I'm glad you've been able to make some sense out of my question. In
fact, I'm a logician and in logic we always work with sets of
statements and ask whether they are consistent, i.e. whether there
exists a model which satisfies all of them. This is why I wondered if
a similar approach, although non-standard, could work with statistics
(where statements are descriptions of sample distributions).

Pavel

PavelK, Oct 23, 2010
4. PavelKGuest

Is there a good discussion of the difference between the two views? It
seems that there can also be a situation when a test would confirm the
hypothesis that µ_1 = µ_2, while this point lies outside of the
simultaneous confidence region (as defined above). Or not?

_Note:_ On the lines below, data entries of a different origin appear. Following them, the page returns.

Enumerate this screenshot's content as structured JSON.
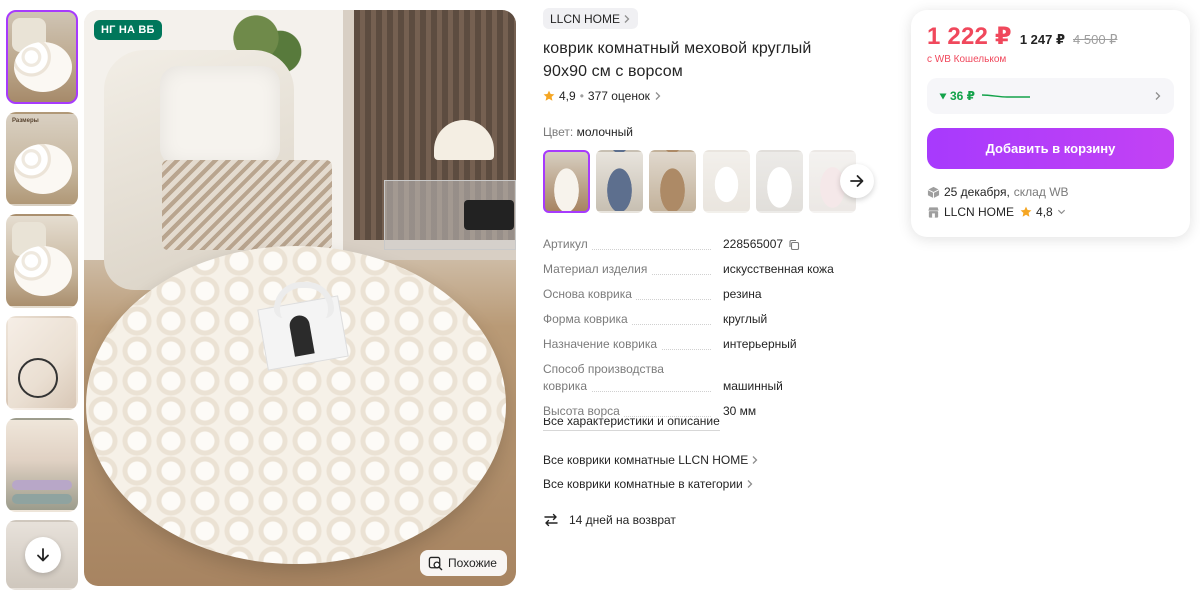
{
  "gallery": {
    "badge": "НГ НА ВБ",
    "similar_label": "Похожие",
    "thumb_label": "Размеры"
  },
  "product": {
    "brand": "LLCN HOME",
    "title_line1": "коврик комнатный меховой круглый",
    "title_line2": "90х90 см с ворсом",
    "rating": "4,9",
    "reviews": "377 оценок",
    "color_label": "Цвет:",
    "color_value": "молочный"
  },
  "specs": [
    {
      "key": "Артикул",
      "value": "228565007"
    },
    {
      "key": "Материал изделия",
      "value": "искусственная кожа"
    },
    {
      "key": "Основа коврика",
      "value": "резина"
    },
    {
      "key": "Форма коврика",
      "value": "круглый"
    },
    {
      "key": "Назначение коврика",
      "value": "интерьерный"
    },
    {
      "key_line1": "Способ производства",
      "key_line2": "коврика",
      "value": "машинный"
    },
    {
      "key": "Высота ворса",
      "value": "30 мм"
    }
  ],
  "links": {
    "all_specs": "Все характеристики и описание",
    "brand_rugs": "Все коврики комнатные LLCN HOME",
    "category_rugs": "Все коврики комнатные в категории",
    "returns": "14 дней на возврат"
  },
  "price_card": {
    "price": "1 222 ₽",
    "regular_price": "1 247 ₽",
    "old_price": "4 500 ₽",
    "wallet_note": "с WB Кошельком",
    "trend_value": "36 ₽",
    "add_to_cart": "Добавить в корзину",
    "delivery_date": "25 декабря,",
    "warehouse": "склад WB",
    "seller_name": "LLCN HOME",
    "seller_rating": "4,8"
  },
  "colors": {
    "accent": "#a73afd",
    "price": "#f0485c",
    "trend": "#13a24a",
    "badge": "#00775b",
    "star": "#f5a623"
  }
}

Also, am I right that the confidence region can be defined for any
which distributions there're exact analytic confidence regions?

Thanks again,
Pavel

PavelK, Oct 25, 2010
5. Ray KoopmanGuest

Not that I know of, although I don't expect that I'm the first one
to complain about the situation. The basis of my objection is that
testing H: µ_1 = µ_2 is not the same as testing H: (µ_1,µ_2) = (x,x)
in which x has a particular value. There is an established but less
well known procedure for testing the latter hypothesis, and to me
the results of those tests have a higher logical priority than the
results of tests of the global H: µ_1 = µ_2, which should be done
only if the particular values of µ_1 and µ_2 are of no interest,
if only their difference matters.
For this simple problem, the simultaneous confidence region is an
ellipse, centered at (m_1,m_2) with axes parallel to the x_1 and x_2
axes. The corresponding region based on the test of H: µ_1 = µ_2 is
a linear band that runs parallel to the line x_1 = x_2, extends to
infinity in the (+,+) and (-,-) directions, and contains (m_1,m_2)
midway between its edges. So a putative (µ_1,µ_2) can be in either,
neither, or both regions.

However, neither procedure can *confirm* µ_1 = µ_2 to the exclusion
of all other possibilities. Such confirmation would occur only if
the ellipse shrank to a single point (x,x), or the band narrowed to
become the line x_1 = x_2.
Well, I suppose you could talk about a confidence region for an
entire distribution, but it's more usual to talk about a confidence
region for the parameters of the distribution. (If there is only one
parameter then it's a confidence interval, a 1-dimensional region.)

The simultaneous confidence region for several parameters
(µ_1,µ_2,...) is defined as the set of all points (x_1,x_2,...) that
would not be rejected by a test of H: (µ_1,µ_2,...) = (x_1,x_2,...).